Product
February 1, 2024

Keeping smart machines and compute functioning smoothly at the edge

Written by
Shawn M.
Solutions Engineer

Summary: Viam simplifies fleet and data management for edge devices by providing the software backend infrastructure to securely connect any hardware with reasonable compute to the cloud across any network. This helps avoid the versioning and data gathering pitfalls that usually come with connectivity lapses in isolated environments.

We regularly talk to companies that are trying to figure out how to manage their smart machine fleets operating in areas of spotty connectivity, as well as the data they generate. Often, these companies feel compelled to build their own platform from scratch to monitor, manage, and interact with their machines. 

Without a system like Viam, these companies feel compelled to build the backend to manage fleets of devices themselves, often at great cost and expense, when these expensive resources could be spent on building a better machine or customer solution. They usually have to cobble together tools from multiple vendors to build a patchwork solution that gathers machine data, uploads it to the cloud, stores it, and displays it. In addition, they need to create similarly messy solutions to deploy commands or software updates across asynchronous fleets. 

Then other obstacles emerge. Hardware systems created by a multitude of manufacturers aren’t designed to be interoperable, and that often traps data in silos where it can’t be fully exploited - frustrating the ability to view assets through a single-pane-of-glass. The hardware and software these vendors provide were not conceived for the connected era, and may create one or several potential breaking points that prevent system-wide management. 

And that’s when your machines are in one place, connected to the same network. The edge adds a whole other layer of potential disruptions. 

Smart machines struggle to stay updated at the edge

It’s one thing to manage and update your machines that are all located within a single building, such as at a warehouse. Those machines are generally connected to the same network or there’s a worker onsite to manually update them with a USB drive. This makes version updates a relatively straightforward process, at least when it comes to machines from the same make and model. 

However, other organizations need to put their smart machines in far-flung locations for periods of time where connectivity is inconsistent, weak, or expensive. Think about a shipping company’s boats navigating the ocean, a tractor plowing rural farms, or a backhoe digging holes at an isolated construction site. Increasingly, these machines are getting smarter, in that they’re running ML algorithms on cameras and sensors to optimize their performance in the field. 

Having many machines spread across different geographies makes the delivery of software updates much more complicated. It becomes a lot more time-consuming and costly to physically send someone to a site to manually update the machine. Other companies may hack together a solution that creates a monotonous process to update machines one by one over-the-air, which quickly turns into an unscalable and unreliable solution as deployments grow. It becomes easy for machines within fleets to start running different software versions, creating more management complexity.

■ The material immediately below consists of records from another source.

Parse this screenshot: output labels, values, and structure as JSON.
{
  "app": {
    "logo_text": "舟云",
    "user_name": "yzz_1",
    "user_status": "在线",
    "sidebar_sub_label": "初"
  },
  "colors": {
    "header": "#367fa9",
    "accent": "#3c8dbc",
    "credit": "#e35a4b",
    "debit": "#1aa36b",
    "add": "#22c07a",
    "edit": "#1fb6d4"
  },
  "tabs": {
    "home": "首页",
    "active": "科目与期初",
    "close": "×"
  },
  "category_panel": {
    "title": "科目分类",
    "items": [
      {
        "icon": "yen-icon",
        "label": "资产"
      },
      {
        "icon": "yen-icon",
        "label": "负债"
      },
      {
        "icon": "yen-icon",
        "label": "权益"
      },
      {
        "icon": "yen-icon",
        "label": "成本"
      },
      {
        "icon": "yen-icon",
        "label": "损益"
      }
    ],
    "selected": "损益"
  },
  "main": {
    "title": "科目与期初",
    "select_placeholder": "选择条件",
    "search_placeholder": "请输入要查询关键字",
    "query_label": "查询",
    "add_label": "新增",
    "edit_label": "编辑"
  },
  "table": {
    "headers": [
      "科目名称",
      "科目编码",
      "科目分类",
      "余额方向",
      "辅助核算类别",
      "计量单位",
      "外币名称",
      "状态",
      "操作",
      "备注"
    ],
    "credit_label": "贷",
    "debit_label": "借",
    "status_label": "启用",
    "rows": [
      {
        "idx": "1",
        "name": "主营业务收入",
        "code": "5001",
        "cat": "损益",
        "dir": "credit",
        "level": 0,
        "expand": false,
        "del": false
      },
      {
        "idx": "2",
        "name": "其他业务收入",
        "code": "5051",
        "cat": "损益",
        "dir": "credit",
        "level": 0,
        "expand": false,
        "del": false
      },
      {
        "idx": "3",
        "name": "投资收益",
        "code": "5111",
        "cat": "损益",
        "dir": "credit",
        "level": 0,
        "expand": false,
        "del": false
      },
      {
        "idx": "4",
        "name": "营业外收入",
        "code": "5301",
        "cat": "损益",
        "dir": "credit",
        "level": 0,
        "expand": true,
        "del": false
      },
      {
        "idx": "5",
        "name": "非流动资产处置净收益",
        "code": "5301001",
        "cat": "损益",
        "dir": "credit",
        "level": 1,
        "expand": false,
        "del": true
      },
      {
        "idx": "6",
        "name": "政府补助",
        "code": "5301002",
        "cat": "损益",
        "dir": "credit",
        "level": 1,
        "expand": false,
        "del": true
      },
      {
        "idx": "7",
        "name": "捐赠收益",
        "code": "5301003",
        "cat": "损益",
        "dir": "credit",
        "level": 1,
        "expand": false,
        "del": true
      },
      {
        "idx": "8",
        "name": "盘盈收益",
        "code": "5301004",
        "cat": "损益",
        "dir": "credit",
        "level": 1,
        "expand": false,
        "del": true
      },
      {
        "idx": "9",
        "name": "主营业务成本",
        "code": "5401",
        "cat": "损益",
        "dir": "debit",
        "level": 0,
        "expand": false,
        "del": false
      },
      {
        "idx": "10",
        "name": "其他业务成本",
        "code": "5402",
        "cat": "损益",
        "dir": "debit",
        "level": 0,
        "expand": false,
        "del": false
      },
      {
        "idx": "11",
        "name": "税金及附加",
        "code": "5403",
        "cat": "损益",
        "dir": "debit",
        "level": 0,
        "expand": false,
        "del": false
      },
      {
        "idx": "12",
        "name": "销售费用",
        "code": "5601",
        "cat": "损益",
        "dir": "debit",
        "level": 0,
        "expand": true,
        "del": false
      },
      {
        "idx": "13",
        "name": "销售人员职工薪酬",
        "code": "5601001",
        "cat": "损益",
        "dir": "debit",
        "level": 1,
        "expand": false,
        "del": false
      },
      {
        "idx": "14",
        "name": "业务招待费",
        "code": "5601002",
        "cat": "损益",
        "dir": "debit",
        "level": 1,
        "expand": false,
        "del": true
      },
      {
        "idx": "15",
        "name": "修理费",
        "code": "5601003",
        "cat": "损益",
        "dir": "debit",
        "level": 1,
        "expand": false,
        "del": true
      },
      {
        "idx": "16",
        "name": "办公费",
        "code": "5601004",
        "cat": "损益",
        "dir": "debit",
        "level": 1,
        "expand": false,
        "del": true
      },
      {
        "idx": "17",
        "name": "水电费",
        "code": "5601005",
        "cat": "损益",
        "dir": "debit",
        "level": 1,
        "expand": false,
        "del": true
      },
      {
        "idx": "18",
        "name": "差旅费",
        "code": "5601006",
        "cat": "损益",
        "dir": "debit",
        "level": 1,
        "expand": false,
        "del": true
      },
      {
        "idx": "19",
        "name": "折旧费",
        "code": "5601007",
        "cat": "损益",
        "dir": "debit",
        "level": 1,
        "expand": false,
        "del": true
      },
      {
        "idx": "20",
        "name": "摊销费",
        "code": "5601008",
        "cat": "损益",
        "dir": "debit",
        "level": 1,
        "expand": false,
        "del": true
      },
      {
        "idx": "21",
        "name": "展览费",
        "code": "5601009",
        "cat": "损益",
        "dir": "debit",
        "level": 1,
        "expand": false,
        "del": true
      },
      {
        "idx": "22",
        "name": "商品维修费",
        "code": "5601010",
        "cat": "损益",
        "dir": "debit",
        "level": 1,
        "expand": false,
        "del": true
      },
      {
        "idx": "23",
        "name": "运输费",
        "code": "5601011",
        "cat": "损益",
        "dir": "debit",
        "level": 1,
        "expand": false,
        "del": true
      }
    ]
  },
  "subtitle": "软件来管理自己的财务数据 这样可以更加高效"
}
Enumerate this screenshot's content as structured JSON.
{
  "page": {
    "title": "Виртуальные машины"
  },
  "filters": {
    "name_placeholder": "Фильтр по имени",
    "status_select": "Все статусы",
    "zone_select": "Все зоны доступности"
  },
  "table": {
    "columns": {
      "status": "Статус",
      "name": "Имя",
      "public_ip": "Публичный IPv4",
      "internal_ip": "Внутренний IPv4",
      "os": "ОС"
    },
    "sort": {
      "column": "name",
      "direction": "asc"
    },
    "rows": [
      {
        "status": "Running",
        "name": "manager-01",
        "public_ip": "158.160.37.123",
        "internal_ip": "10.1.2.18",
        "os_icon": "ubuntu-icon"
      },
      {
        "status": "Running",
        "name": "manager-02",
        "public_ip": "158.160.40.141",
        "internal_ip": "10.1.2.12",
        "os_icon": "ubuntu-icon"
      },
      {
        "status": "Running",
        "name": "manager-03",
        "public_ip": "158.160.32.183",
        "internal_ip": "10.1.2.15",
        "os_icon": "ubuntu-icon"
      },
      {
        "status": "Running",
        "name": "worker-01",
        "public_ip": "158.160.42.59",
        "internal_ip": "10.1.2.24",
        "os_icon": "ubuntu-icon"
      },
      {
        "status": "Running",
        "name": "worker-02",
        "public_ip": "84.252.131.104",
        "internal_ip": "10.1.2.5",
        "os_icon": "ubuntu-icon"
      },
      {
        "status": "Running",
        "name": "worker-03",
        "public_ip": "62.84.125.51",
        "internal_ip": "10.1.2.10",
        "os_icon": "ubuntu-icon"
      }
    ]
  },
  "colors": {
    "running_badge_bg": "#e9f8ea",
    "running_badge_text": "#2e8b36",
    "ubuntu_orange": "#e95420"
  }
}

No connectivity leads to a data black hole 

Poor connectivity can impact the “smart” part of your smart machine in a myriad of ways.

If the flow of critical data from the edge across a network is disrupted, that data is usually lost, which leads to gaps in reporting and modeling. For example, if an inspection robot loses connectivity for a few minutes, mission-critical data from that time period will be absent, resulting in a costly and inconvenient rerun of the mission. Plenty of teams understand this problem ahead of time and either have to modify hardware requirements, write and maintain in-house middleware, or make costly investments to bring stable networks to smart machine sites. 

A fleet of machines spread out across many different locations around the globe generates tons of valuable data, but also creates hurdles when it comes to capturing and uploading that data to the cloud. It is hard enough to make sure your machine can upload data over-the-air; throwing in the risk of unreliable network connectivity is often a recipe for incomplete or tainted data sets. 

Viam’s out-of-the-box pipelines designed for smart machines on the edge 

Viam provides an out-of-the-box data and fleet management software backend for smart machines so that enterprises don’t have to build and maintain their own.

For areas with low connectivity, Viam provides the software to cache and queue data. Once the machine is connected to a network again, it will upload and sync seamlessly to the cloud, ensuring complete and accurate data for analysis, monitoring, algorithm building, or whatever the data may be used for. 

The same concept applies in the opposite direction - from cloud to machine for versioning and software updates. If you are trying to deploy code to your fleet of machines in isolated locations at various points around the world, you can send out an update through Viam that will be carried out asynchronously as to the proper machines as they come back online. This ensures that mission-critical edge devices have all of the modern features they need, even if they undergo long periods of time without a connection. 

The Viam platform’s edge connectivity features in action 

I have created a short demo video showing how Viam continuously collects data from machines even when they are not connected to the internet, and sync whatever has been collected once a connection is reestablished.

Viam provides a seamless, stable system for fleet and data management no matter where smart machines are running, making it a good option for any enterprise dealing with many edge devices in remote locations.